There’s a lot of nice graffiti art in Shoreditch. I think some of my problem with the paintings at the Tate is that they meant something viscerally to the people of the time, whereas we have to read the little plaque on the wall and even then it can’t resonate with us the way even graffiti can.
We thought we’d get lunch at a fancy food hall at Selfridges on Oxford Street, and we did, but it wasn’t that good.
The store was packed thanks to the bank holiday. I had the dumb idea to try to do some shopping but it was too expensive and I didn’t want to lug things around even if I could have afforded them.
I was curious to see all the different types of Muslim outfits the women in London wear. I know only one woman in a headscarf in San Francisco (she goes to my gym and lives in my neighborhood and we chat). She is pretty westernized with just the scarf and otherwise “regular” clothes. I saw about 100 women in various forms of dress in Selfridges alone. Everything from the full black outfit that covers everything but the eyes, to a loosely-worn headscarf with regular clothes (granted with long sleeves). And all varieties in between. I need to read up on this because I could tell the women were from many different countries and I don’t know how much of the dress is cultural vs. religious. I don’t want to be ignorant about such a current issue.
(BTW: it would be easy for me to look stuff up after the fact and act like I knew all about it when I write this, but that isn’t the point. I’m trying to capture what I experienced and thought at the moment and in real life travel the only thing I google on the spot is train and bus schedules, locations of museums, etc.)

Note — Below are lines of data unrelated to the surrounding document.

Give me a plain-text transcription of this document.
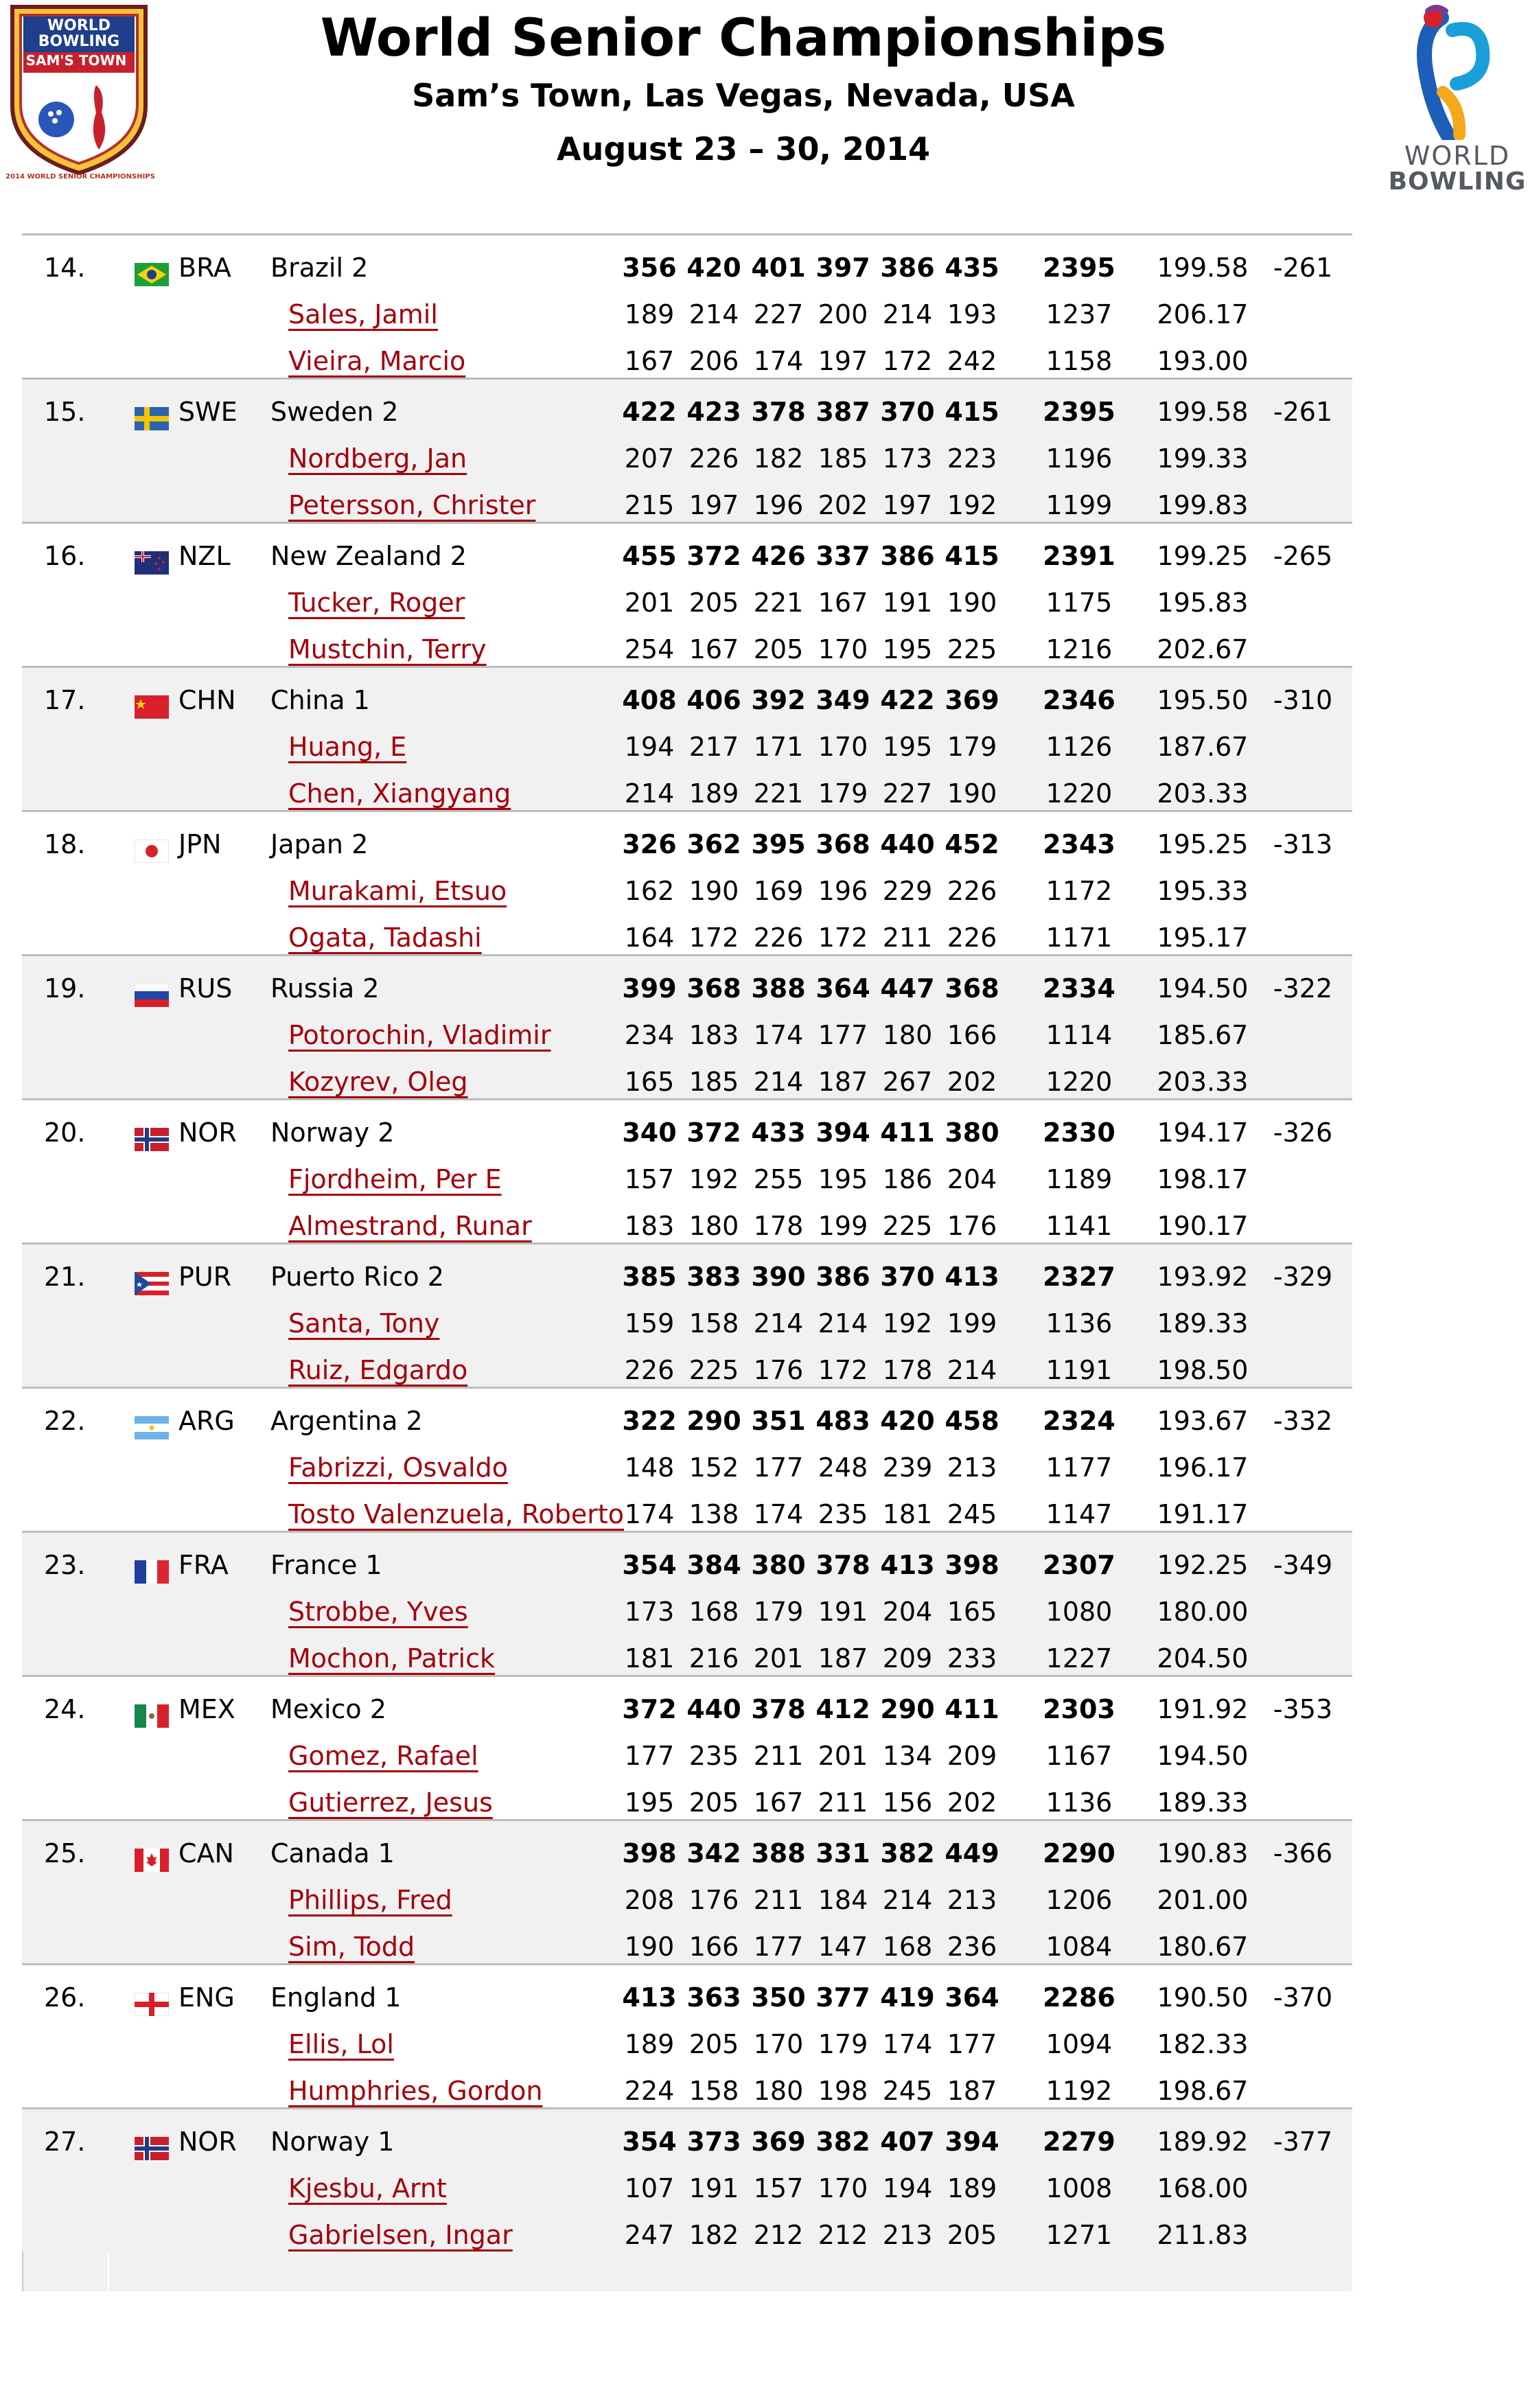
WORLD
BOWLING
SAM'S TOWN
2014 WORLD SENIOR CHAMPIONSHIPS
World Senior Championships
Sam’s Town, Las Vegas, Nevada, USA
August 23 – 30, 2014	WORLD
BOWLING
14.	BRA Brazil 2	356 420 401 397 386 435 2395	199.58 -261
Sales, Jamil	189 214 227 200 214 193	1237	206.17
Vieira, Marcio	167 206 174 197 172 242	1158	193.00
15.	SWE Sweden 2	422 423 378 387 370 415 2395	199.58 -261
Nordberg, Jan	207 226 182 185 173 223	1196	199.33
Petersson, Christer	215 197 196 202 197 192	1199	199.83
16.	NZL New Zealand 2	455 372 426 337 386 415 2391	199.25 -265
Tucker, Roger	201 205 221 167 191 190	1175	195.83
Mustchin, Terry	254 167 205 170 195 225	1216	202.67
17.	CHN China 1	408 406 392 349 422 369 2346	195.50 -310
Huang, E	194 217 171 170 195 179	1126	187.67
Chen, Xiangyang	214 189 221 179 227 190	1220	203.33
18.	JPN Japan 2	326 362 395 368 440 452 2343	195.25 -313
Murakami, Etsuo	162 190 169 196 229 226	1172	195.33
Ogata, Tadashi	164 172 226 172 211 226	1171	195.17
19.	RUS Russia 2	399 368 388 364 447 368 2334	194.50 -322
Potorochin, Vladimir	234 183 174 177 180 166	1114	185.67
Kozyrev, Oleg	165 185 214 187 267 202	1220	203.33
20.	NOR Norway 2	340 372 433 394 411 380 2330	194.17 -326
Fjordheim, Per E	157 192 255 195 186 204	1189	198.17
Almestrand, Runar	183 180 178 199 225 176	1141	190.17
21.	PUR Puerto Rico 2	385 383 390 386 370 413 2327	193.92 -329
Santa, Tony	159 158 214 214 192 199	1136	189.33
Ruiz, Edgardo	226 225 176 172 178 214	1191	198.50
22.	ARG Argentina 2	322 290 351 483 420 458 2324	193.67 -332
Fabrizzi, Osvaldo	148 152 177 248 239 213	1177	196.17
Tosto Valenzuela, Roberto 174 138 174 235 181 245	1147	191.17
23.	FRA France 1	354 384 380 378 413 398 2307	192.25 -349
Strobbe, Yves	173 168 179 191 204 165	1080	180.00
Mochon, Patrick	181 216 201 187 209 233	1227	204.50
24.	MEX Mexico 2	372 440 378 412 290 411 2303	191.92 -353
Gomez, Rafael	177 235 211 201 134 209	1167	194.50
Gutierrez, Jesus	195 205 167 211 156 202	1136	189.33
25.	CAN Canada 1	398 342 388 331 382 449 2290	190.83 -366
Phillips, Fred	208 176 211 184 214 213	1206	201.00
Sim, Todd	190 166 177 147 168 236	1084	180.67
26.	ENG England 1	413 363 350 377 419 364 2286	190.50 -370
Ellis, Lol	189 205 170 179 174 177	1094	182.33
Humphries, Gordon	224 158 180 198 245 187	1192	198.67
27.	NOR Norway 1	354 373 369 382 407 394 2279	189.92 -377
Kjesbu, Arnt	107 191 157 170 194 189	1008	168.00
Gabrielsen, Ingar	247 182 212 212 213 205	1271	211.83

The men with these women are almost always dressed like extras in a soap opera based in Los Angeles. Western, brand-conscious casual sportswear. Jeans, expensive shoes, fancy shirt. Absolutely no indication of their religion or country of origin. ???
I wandered into Hyde park where truly insane people were ranting. Public speaking in the park is a tradition but these guys were garden variety lunatics. I found a quiet place to deal with my credit card being turned off, despite the fact I’d let them know I’d be away. Buying a $6 bowl of soup was considered mighty suspicious!
Late that afternoon we caught the train to Cambridge.
I was thrown off by the development around the train station. Most of the towns we passed through have the “old town” near the station but the station in Cambridge was surrounded by boring, haphazardly-placed, newly-built, 10-story apartment buildings. Not charming, and no where I’d like to live. My cousin told me (later) that Cambridge is becoming a commuter town for London, since there is a fast 45-minute direct train there, rents are cheaper, and schools are excellent. Unfortunately that means people that work in Cambridge are getting driven out.
My cousin lives in a short and skinny house with a long and skinny yard. She is on the end of the row of houses so she gets extra windows. It is a decent size for one or two people but I can’t imagine trying to raise a kid in a house that small. And no closets!
Nearly all the houses in town are more or less identical, following three main floor plans.
The majority seem to be row houses and are horribly monotonous (to me) especially given the lack of vegetation. What a cruel architect. Why not build in some variety? It is so dehumanizing. My house is..that one…I think. I see this kind of construction all over the U.S. as well, so I’m not singling out the UK. I don’t like it anywhere.
We walked from her house into the city center for dinner. The “old” town felt real and living, not geared towards tourists, which was nice. I’m amazed how nice the waiters have been everywhere, especially given that people don’t really tip. I think San Francisco might have the least friendly wait-staff of any city I’ve ever visited.
The guest bed in my cousin’s house, true to theme, was skinny…and we are not! The mattress was comfortable but we spent the night elbowing each other and trying not to fall off.